WRT macros specifically: Since my original post 20 days ago, I’ve hit an issue where this would be a help for us. We have an application specific config role/foo/file/blah.conf that we’ve deployed with ansible.builtin.copy for years. Lots of similar tedious fiddly bits which would be easier to maintain as YML than as the .conf file the app requires, particularly as a mildly clever template can generate lots of the required obfuscating repetitive bits. This was implemented a week ago, and in the process revealed several inconsistencies and oversights that we would have never spotted in the .conf form.

Now we have a wildly different need for the same upstream .yml to feed another use case. Doable, but requiring another template which must implement the same cleverness as the first one but with a totally different output. While that’s given us a much easier to maintain .yml source-of-truth, we now have two dangerously clever templates, the cleverness of which must be maintained in parallel.

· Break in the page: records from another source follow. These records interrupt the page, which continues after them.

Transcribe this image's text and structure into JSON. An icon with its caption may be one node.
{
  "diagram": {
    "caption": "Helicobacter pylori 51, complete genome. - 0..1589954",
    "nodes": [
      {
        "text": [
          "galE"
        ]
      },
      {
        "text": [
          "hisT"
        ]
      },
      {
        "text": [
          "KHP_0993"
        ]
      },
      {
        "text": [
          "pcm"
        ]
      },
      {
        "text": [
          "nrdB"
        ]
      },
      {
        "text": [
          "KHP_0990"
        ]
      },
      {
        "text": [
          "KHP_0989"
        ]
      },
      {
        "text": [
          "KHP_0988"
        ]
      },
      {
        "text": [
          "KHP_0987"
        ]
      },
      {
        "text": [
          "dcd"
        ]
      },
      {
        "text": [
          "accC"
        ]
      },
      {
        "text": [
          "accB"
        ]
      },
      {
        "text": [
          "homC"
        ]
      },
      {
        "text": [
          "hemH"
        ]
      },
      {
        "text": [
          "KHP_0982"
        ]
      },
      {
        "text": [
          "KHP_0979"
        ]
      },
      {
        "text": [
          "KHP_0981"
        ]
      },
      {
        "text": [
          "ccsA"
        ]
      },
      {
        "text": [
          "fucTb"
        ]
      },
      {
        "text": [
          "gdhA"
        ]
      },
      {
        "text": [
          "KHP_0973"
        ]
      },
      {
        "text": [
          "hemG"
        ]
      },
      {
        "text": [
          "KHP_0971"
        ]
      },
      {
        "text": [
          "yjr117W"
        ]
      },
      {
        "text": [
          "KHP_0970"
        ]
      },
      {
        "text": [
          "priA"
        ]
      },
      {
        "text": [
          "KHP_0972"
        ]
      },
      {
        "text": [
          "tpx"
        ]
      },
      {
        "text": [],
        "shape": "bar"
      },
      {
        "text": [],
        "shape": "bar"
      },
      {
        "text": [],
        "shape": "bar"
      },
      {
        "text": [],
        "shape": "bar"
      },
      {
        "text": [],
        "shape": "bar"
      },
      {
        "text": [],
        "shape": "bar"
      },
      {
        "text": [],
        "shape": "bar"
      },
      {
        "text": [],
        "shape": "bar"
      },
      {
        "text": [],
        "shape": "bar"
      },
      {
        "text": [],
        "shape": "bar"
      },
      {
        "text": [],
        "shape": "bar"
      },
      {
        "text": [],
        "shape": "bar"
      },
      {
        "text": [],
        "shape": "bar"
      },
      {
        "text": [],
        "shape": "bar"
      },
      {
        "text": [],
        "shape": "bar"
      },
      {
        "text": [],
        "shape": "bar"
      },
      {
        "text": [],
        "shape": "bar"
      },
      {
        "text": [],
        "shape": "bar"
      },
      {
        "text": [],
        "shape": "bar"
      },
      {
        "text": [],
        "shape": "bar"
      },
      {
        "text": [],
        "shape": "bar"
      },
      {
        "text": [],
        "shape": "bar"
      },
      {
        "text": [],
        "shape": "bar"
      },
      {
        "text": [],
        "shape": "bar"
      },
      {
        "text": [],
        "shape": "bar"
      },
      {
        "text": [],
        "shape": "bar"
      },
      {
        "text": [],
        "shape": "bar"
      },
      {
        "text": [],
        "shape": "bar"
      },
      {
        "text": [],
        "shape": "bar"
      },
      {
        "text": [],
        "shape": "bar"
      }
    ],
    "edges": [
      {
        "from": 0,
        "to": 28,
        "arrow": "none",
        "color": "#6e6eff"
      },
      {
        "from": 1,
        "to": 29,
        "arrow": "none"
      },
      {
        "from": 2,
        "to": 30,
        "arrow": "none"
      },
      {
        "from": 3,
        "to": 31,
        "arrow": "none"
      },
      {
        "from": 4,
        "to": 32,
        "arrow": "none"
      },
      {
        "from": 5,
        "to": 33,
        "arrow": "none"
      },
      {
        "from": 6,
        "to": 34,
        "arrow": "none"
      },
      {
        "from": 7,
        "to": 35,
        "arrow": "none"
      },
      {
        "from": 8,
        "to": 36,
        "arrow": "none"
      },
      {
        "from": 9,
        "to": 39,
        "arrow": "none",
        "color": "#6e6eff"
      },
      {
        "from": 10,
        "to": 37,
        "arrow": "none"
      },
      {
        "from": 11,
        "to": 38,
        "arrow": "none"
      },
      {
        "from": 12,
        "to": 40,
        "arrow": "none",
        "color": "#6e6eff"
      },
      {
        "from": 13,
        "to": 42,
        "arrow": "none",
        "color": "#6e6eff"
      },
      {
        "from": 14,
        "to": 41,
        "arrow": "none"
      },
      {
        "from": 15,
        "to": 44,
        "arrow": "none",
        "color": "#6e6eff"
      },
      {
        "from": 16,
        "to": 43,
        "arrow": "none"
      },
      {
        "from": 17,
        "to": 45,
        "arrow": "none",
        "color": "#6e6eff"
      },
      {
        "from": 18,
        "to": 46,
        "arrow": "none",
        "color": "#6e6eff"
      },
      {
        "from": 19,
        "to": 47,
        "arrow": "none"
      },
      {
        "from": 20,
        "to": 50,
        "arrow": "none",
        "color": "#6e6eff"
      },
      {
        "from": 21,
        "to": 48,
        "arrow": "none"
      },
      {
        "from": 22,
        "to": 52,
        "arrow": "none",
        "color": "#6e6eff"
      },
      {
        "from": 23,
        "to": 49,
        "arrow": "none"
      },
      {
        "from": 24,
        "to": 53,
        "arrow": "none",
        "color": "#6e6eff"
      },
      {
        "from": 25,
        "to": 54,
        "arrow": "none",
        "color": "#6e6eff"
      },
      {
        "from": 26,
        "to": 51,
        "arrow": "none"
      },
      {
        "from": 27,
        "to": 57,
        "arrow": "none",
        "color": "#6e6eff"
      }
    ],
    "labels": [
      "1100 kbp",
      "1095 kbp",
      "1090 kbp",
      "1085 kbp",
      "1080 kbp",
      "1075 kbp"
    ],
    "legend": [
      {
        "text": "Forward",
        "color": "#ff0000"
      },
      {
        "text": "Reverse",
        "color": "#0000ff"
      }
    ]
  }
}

If macro plugins were available – and restricted to collections would be fine – then we could embed Teh Clever right in the upstream .yml definition where macros could consistently handle the parts humans have proven bad at. Given this fully fleshed out and consistent upstream data, the downstream templates could focus on straightforward output. Regardless of the internal overhead (which you rightly point to), this would make the users’ experience much cleaner than what we’re about to do: choose between re-implementing and maintaining data expansion logic in multiple templates vs. throwing the Don’t Repeat Yourself principle out the window and filling our source-of-truth .yml with the same blindingly almost-but-not-quite boilerplate text that made the original .conf file so hard to maintain.

This is only a use case to highlight a problem that could be addressed by a macro plugin feature. It’s not a request for assistance on this particular problem. Sorry if it got kinda long.

1 Like

I’d be delighted to see that discussed over in Project Discussions, for the record. Discoverable reasoning, linkable explanations (thank you @nitzmahone!) and ecosystem-wide involvement is exactly why I want this forum to take off :stuck_out_tongue:

Meanwhile I’m marking Nitz’s answer as the solution, because the question was “is it possible” and the answer is “yes it’s possible” :smiley:

1 Like

This topic was automatically closed 30 days after the last reply. New replies are no longer allowed.